Rechtbank Noord-Nederland, 17-04-2018, ECLI:NL:RBNNE:2018:1399, AWB - 17 _ 1980

Gegevens

Instantie
Rechtbank Noord-Nederland
Datum uitspraak
17 april 2018
Datum publicatie
23 april 2018
ECLI
ECLI:NL:RBNNE:2018:1399
Zaaknummer
AWB - 17 _ 1980

Inhoudsindicatie

IB/PVV.

Verweerder heeft aannemelijk gemaakt dat eiseres in het jaar 2012 een duurzame betrekking van persoonlijke aard had met Nederland. Hetgeen eiseres daartegen heeft ingebracht, acht de rechtbank van onvoldoende gewicht om tot een ander oordeel te komen.

Op uitdrukkelijk verzoek van eiseres heeft de rechtbank drie getuigen gehoord. Toch kunnen de afgelegde verklaringen niet bijdrage aan eiseres' stelling, nu de getuigen alle drie hebben verklaard in het jaar 2012 eisers niet te hebben gezien.

Uitspraak

Zittingsplaats Groningen

Bestuursrecht

zaaknummer: LEE 17/1980

uitspraak van de enkelvoudige belastingkamerkamer van 17 april 2018 in de zaak tussen

(gemachtigde: [gemachtigde van eiseres] ),

en

(gemachtigde: [gemachtigde van verweerder] ).

Procesverloop

Verweerder heeft voor het jaar 2012 met dagtekening 16 oktober 2015 aan eiseres een aanslag opgelegd in de inkomstenbelasting en premie volksverzekeringen (hierna: IB/PVV) berekend naar uitsluitend een belastbaar inkomen uit werk en woning van € 25.466. Tegelijk met dit besluit heeft verweerder bij beschikking een bedrag van € 199 aan belastingrente in rekening gebracht.
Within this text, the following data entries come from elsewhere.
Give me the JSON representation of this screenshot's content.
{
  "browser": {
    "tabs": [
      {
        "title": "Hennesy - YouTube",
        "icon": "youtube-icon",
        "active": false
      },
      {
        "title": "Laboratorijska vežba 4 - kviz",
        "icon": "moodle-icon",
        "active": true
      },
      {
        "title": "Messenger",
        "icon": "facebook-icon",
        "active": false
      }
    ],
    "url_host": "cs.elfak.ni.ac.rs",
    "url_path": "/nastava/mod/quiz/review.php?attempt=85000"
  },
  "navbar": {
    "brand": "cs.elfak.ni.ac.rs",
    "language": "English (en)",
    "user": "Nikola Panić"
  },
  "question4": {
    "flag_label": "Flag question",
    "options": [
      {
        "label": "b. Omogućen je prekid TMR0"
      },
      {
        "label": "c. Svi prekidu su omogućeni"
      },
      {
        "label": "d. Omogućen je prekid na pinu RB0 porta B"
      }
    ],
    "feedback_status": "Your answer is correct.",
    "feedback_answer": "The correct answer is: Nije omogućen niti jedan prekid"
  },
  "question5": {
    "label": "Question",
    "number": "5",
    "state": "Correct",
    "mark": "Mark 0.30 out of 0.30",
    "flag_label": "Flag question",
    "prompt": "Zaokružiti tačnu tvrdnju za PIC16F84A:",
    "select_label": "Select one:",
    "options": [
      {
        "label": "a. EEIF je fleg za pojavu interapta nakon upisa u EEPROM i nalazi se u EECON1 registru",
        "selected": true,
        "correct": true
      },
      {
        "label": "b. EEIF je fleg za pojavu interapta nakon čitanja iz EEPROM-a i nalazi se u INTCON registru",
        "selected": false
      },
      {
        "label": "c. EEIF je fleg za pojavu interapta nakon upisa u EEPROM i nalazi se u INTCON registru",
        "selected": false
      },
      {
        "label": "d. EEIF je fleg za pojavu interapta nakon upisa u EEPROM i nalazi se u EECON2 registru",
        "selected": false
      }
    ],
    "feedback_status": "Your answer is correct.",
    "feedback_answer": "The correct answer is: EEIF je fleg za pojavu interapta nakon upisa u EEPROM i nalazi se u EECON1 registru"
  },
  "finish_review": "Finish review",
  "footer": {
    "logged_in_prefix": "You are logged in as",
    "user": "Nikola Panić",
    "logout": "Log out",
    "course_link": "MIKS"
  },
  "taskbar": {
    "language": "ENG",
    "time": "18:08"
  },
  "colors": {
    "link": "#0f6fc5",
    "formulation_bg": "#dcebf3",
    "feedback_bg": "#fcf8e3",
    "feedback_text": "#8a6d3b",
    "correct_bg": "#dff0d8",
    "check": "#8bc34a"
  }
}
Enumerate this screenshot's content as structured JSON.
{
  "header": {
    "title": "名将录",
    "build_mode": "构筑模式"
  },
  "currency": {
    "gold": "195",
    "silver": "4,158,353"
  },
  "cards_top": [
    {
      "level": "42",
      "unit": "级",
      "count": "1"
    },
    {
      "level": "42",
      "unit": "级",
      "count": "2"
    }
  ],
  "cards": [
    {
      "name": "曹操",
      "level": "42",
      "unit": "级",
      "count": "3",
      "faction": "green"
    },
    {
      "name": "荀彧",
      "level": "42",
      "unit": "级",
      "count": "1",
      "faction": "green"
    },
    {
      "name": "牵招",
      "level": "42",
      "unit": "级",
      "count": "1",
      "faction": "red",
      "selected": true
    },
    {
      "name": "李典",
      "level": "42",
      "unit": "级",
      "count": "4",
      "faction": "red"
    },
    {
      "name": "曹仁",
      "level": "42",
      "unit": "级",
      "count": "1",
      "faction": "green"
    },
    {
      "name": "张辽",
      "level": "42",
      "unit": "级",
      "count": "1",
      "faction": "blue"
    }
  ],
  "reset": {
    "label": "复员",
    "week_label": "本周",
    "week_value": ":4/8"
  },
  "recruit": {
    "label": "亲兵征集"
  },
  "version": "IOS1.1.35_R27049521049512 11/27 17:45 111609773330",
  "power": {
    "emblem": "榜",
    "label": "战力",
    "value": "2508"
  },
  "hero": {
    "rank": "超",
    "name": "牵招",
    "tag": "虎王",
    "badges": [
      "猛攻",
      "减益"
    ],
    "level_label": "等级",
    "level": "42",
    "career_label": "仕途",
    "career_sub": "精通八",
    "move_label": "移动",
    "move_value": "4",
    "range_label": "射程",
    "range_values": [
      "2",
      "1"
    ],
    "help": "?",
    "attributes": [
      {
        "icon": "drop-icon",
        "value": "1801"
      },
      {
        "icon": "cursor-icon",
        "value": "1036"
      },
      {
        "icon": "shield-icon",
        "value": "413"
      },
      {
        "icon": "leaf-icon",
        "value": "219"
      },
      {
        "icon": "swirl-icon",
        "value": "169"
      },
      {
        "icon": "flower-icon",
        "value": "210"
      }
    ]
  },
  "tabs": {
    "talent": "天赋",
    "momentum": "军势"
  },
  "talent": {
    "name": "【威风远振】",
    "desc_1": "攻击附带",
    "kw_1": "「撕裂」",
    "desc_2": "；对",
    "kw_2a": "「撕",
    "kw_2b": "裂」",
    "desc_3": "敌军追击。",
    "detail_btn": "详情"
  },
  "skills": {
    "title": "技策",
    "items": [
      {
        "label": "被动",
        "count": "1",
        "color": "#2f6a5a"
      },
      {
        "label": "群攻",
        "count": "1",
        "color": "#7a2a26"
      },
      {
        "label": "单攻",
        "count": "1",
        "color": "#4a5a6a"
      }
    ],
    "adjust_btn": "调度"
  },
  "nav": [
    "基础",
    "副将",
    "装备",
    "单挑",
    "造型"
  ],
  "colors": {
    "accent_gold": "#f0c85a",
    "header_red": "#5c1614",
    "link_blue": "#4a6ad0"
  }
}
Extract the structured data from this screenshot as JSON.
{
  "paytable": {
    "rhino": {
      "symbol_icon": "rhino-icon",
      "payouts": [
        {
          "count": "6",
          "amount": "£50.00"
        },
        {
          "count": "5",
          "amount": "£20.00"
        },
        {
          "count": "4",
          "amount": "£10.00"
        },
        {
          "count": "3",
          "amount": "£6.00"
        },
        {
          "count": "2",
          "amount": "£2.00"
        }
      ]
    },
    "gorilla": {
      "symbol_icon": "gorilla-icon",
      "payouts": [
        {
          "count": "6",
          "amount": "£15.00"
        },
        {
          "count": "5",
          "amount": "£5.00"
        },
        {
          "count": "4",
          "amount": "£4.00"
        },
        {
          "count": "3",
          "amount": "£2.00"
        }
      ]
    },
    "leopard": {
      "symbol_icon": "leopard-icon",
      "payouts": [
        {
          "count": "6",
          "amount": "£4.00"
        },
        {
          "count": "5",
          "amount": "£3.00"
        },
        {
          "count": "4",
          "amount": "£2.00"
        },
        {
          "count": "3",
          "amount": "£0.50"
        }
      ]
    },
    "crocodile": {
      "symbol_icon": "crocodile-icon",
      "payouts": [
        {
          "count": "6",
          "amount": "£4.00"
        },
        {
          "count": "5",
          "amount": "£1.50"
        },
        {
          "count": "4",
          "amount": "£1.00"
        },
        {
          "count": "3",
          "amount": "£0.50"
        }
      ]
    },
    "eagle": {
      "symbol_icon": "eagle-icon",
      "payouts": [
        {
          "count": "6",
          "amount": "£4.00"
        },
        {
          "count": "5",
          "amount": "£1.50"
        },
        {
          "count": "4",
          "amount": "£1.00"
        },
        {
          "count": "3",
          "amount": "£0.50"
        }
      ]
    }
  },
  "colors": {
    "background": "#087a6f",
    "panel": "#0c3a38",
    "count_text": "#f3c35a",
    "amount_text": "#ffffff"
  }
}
Bij uitspraak op bezwaar van 11 april 2017 heeft verweerder het bezwaar van eiseres ongegrond verklaard.

Eiseres heeft tegen de uitspraak op bezwaar beroep ingesteld.

Verweerder heeft een verweerschrift ingediend.

Eiseres heeft vóór de zitting nadere stukken ingediend.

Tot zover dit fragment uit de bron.